アグリ・ベンチャーの理論編として、本書では、まずアグリ・ベンチャーの重要性について記載されている。
日本の農業経営は、他産業とは大きく異なる特徴がある。まず、生き物と自然を相手としているため、気候によって生産物にばらつきがあり、計画生産や品質管理が難しい。そのうえ、土地の大きさに制約を受けるだけでなく、土地が分散しており経営母体の多くが家族単位と小規模だ。結果として移動や輸送でロスが出やすく、土地利用効率が低いことから、資本の回転や投資回収が遅い。
その一方で、農業は他産業を下支えする最も基礎的な産業と言え、生命を維持するために必要不可欠な産業である。日本の農業が衰退し、かつ担い手の高齢化、国内マーケットの縮小、環太平洋パートナーシップ協定(TPP)への交渉参加など、取り巻く状況が悪化する中、新たなイノベーションを起こす必要がある。

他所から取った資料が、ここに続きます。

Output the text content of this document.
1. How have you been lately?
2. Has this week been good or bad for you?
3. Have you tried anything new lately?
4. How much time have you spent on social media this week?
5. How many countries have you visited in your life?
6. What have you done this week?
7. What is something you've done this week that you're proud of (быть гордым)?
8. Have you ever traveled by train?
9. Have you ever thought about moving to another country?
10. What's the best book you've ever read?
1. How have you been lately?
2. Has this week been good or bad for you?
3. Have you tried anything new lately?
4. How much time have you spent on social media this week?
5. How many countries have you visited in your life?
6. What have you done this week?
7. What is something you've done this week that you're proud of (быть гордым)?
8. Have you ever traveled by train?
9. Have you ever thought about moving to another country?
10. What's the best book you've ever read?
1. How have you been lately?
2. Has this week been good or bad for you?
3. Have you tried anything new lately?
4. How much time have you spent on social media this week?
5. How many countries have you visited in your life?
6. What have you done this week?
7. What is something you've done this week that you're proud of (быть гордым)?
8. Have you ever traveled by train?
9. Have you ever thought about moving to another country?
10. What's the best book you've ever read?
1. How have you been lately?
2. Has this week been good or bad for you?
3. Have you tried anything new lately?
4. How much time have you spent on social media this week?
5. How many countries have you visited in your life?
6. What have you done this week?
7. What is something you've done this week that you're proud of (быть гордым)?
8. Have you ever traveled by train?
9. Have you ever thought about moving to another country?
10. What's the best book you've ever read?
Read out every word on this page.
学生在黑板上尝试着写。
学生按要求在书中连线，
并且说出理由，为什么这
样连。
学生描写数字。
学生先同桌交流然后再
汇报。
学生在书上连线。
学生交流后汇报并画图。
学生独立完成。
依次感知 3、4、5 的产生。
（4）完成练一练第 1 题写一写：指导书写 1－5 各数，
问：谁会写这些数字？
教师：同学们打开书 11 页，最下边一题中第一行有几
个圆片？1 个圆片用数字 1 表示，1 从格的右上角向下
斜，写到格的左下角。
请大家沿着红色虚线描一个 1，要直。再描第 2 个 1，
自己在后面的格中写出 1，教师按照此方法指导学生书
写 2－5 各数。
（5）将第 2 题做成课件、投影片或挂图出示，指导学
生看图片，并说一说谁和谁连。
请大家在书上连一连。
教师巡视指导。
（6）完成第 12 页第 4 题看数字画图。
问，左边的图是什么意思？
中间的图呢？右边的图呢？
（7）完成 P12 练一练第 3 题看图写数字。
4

境氏は、日本の農業が生き残るためには、「農産業」として確立することが必要不可欠であり、そのためにはステークホルダーの満足度を高め、適正利潤を確保することが必要であるという。そのためには地域に潜在する資源やニーズを掘り起こし、新規性の認められる製品やサービスを展開する先駆的な農業が今後望まれるとしている。
本書では、「農業を中核とした総合産業の創造」をアグリ・ベンチャーと命名している。それには、2つのビジネス分野を挙げている。1つは、農産物の加工や貯蔵・流通を行う食品関連ビジネスである。現在は、IT技術も普及し、流通チャネルをかえるだけでも、変革を起こすことができる。オイシックスの取り組み等は、その好例だろう。もう1つは育種や新品種の開発、飼料や農機の開発など、農業用資材に関連するビジネスである。最新の商工業の技術と視点を加えていくことが、農から農産業への変換を生むと期待される。
また、アグリ・ベンチャーが果たすべき社会的役割についても言及している。食の安全性と安定供給を確保することに加え、食育も意識する必要があろう。また、地域に根ざした活動が必須であることから、農村の景観維持や水源の涵養などの多面的機能を維持・活用することや、地域文化の維持・地場産業の振興への寄与・人材育成にも努めるべきだとしている。地域性とは切っても切り離せない農業において、社会的意義も十分に踏まえた上で、ビジネスをプロデュースすることが求められるのである。
また、理論編においては、足早ではあるが、ベンチャー企業にもとめられる人材像や経営戦略などについても概観しているので、これからベンチャーを立ち上げたいという読者は特に参考となろう。
アグリ・ベンチャーにおいては、地域性や主軸となる生産物の制約を大きく受けるため、戦略的に展開するには、地域内での連携や他社との連携が不可欠となる。